4 Ways To Avoid Looking Stupid When Making Small Talk

 


It's very difficult not to look foolish when you're trying to make small talk with people at a party or meeting for the first time. After all, it's awkward and sometimes impossible to get a conversation going. Really, the only thing worse than oversharing is not sharing at all. So what can you do to avoid looking awkward? Here are four ways that might help!



- Never swerve into bizarre topics of conversation if they don't come naturally. For instance, if someone brings up the weather, just say "it's been nice" without adding an unnecessary personal anecdote about your day. Maybe stay away from a small talk topic like "what's your favorite movie?" If you find yourself asking about people's families or pets, save that for some other time.



- If you do happen to accidentally start a conversation about something that doesn't come naturally, on the bright side, there are plenty of topics to choose from. Obviously, the first things to go are personal questions like ages and children. The second is knowing how to say things like "how was your weekend" or "thanks for coming" that flatter people. Also avoid awkward family topics such as whether you have children or what problems they have.



- If you are going to ask about someone's job, just say "I'm a teacher" or "I work in the city" instead of try to make it sound as interesting or unique as possible. You don't want to risk sounding boring and dull.



- Make sure that you are not the one who brings up topics that might seem weird, such as politics, philosophy or sports. If someone asks you a question about your weekend, just say "yes," then rush right into the next topic.



- Always keep an eye out for colleagues around you. And if you do end up talking with them at a party, don't feel embarrassed to randomly make small talk on their behalf. It's much better than having them feel awkward.



- Finally, remember that no one has any interest in knowing your "big" news or anything personal about you. So don't even try to talk about it. Just keep your conversations focused on what's going on in the room, not on you!
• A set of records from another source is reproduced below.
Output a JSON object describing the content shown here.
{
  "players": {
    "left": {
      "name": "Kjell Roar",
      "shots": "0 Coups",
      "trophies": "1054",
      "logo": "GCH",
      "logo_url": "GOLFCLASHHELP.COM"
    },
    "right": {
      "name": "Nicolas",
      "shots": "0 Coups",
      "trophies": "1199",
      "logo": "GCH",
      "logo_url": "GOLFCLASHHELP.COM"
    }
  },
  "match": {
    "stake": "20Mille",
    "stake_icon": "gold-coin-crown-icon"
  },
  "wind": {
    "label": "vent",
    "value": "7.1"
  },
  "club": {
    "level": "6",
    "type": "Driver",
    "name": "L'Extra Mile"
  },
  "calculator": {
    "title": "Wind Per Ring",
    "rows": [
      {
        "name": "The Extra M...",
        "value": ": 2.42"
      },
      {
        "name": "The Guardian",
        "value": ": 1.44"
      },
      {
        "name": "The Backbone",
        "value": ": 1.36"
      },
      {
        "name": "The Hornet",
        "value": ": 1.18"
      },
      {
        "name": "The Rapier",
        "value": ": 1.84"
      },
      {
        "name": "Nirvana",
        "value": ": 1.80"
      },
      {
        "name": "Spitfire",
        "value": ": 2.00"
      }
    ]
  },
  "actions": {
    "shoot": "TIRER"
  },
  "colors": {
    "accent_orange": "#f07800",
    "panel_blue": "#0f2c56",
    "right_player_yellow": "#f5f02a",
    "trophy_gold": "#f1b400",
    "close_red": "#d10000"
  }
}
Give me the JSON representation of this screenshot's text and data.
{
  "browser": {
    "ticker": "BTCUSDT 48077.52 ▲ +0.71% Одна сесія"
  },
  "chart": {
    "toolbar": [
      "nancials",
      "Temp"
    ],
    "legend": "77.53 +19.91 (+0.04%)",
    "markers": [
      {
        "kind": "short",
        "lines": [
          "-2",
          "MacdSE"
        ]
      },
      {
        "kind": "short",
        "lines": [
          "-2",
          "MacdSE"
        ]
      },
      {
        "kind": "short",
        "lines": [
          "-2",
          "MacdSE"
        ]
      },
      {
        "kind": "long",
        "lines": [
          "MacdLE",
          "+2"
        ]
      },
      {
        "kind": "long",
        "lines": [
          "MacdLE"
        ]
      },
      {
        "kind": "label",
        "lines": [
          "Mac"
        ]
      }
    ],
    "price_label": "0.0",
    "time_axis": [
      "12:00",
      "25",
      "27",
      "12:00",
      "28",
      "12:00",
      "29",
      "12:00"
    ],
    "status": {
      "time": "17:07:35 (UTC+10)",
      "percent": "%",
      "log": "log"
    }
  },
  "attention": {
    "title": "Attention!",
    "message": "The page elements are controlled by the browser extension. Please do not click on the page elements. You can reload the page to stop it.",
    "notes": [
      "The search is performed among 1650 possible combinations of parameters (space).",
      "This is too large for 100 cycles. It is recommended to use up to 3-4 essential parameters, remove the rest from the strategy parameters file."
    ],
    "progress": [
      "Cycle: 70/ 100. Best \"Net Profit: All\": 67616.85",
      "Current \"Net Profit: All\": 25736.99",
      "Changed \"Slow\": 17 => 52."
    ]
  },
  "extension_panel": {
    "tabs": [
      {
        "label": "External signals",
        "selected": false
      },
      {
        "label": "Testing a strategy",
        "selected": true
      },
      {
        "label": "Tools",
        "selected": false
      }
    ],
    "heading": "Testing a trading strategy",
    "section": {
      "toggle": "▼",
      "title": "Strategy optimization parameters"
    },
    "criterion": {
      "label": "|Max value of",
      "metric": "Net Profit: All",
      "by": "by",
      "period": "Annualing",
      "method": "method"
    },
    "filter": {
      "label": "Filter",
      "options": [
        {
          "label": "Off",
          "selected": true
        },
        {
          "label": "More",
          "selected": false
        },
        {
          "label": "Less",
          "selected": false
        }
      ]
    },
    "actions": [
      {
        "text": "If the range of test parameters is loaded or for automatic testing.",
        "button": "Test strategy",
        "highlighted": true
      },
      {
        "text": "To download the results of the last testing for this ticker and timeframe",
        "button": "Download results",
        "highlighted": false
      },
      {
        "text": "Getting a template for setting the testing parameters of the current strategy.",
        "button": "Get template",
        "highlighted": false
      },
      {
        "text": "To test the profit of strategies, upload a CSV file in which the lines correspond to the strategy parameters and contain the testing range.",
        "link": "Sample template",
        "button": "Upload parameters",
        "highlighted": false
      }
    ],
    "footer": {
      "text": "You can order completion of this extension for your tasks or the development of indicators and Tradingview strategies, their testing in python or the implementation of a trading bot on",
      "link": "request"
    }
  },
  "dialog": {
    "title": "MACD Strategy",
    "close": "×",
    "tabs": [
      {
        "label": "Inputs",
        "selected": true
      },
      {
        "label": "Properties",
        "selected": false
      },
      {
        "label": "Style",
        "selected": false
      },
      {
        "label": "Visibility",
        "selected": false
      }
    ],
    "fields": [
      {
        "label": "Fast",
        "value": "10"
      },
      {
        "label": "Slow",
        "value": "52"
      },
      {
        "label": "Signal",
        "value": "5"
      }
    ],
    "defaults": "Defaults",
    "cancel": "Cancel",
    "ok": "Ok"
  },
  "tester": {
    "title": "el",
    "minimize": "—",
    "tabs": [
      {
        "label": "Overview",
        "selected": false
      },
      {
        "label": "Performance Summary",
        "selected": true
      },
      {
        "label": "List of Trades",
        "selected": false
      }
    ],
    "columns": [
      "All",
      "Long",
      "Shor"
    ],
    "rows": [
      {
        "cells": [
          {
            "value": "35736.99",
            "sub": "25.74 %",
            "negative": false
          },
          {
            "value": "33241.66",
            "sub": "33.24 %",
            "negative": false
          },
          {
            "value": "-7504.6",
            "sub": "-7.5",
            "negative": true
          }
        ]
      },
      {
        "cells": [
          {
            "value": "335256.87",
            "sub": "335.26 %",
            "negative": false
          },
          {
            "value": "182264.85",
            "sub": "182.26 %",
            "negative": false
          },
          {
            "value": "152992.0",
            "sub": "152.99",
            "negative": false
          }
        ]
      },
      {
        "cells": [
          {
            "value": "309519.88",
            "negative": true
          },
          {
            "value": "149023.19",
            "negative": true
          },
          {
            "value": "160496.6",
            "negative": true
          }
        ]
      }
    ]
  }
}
The way to avoid being boring is to never act as if you think people want to hear what you have to say. The first step is saying the right things at the right time, which means that everything must come back around to making a good impression on others. This is done by remembering certain points:


- Being interesting isn't a matter of having an astounding wit or being full of jokes. It's more about being attentive and knowing what interests other people. For example, if someone is talking about his or her job, ask questions that elicit a response like, "really? What was the best part?" You can also always follow their lead by asking specific questions ("so what did you do?").



- Avoid trying to always be charming or witty. As much as possible, simply listen to what others are saying. In turn, they will be drawn to you with the sense that you are a good listener. This is a much better way of making people like you than trying to say things that make them laugh.



- Don't try to be interesting by sharing as much information about yourself as possible. People lose interest when you act like you're on stage and everybody is there just for your benefit.



- Avoid being too dramatic or making a big deal out of everything . Instead of saying "I went to the gym today," just say "I worked out" or tell people what type of workout it was.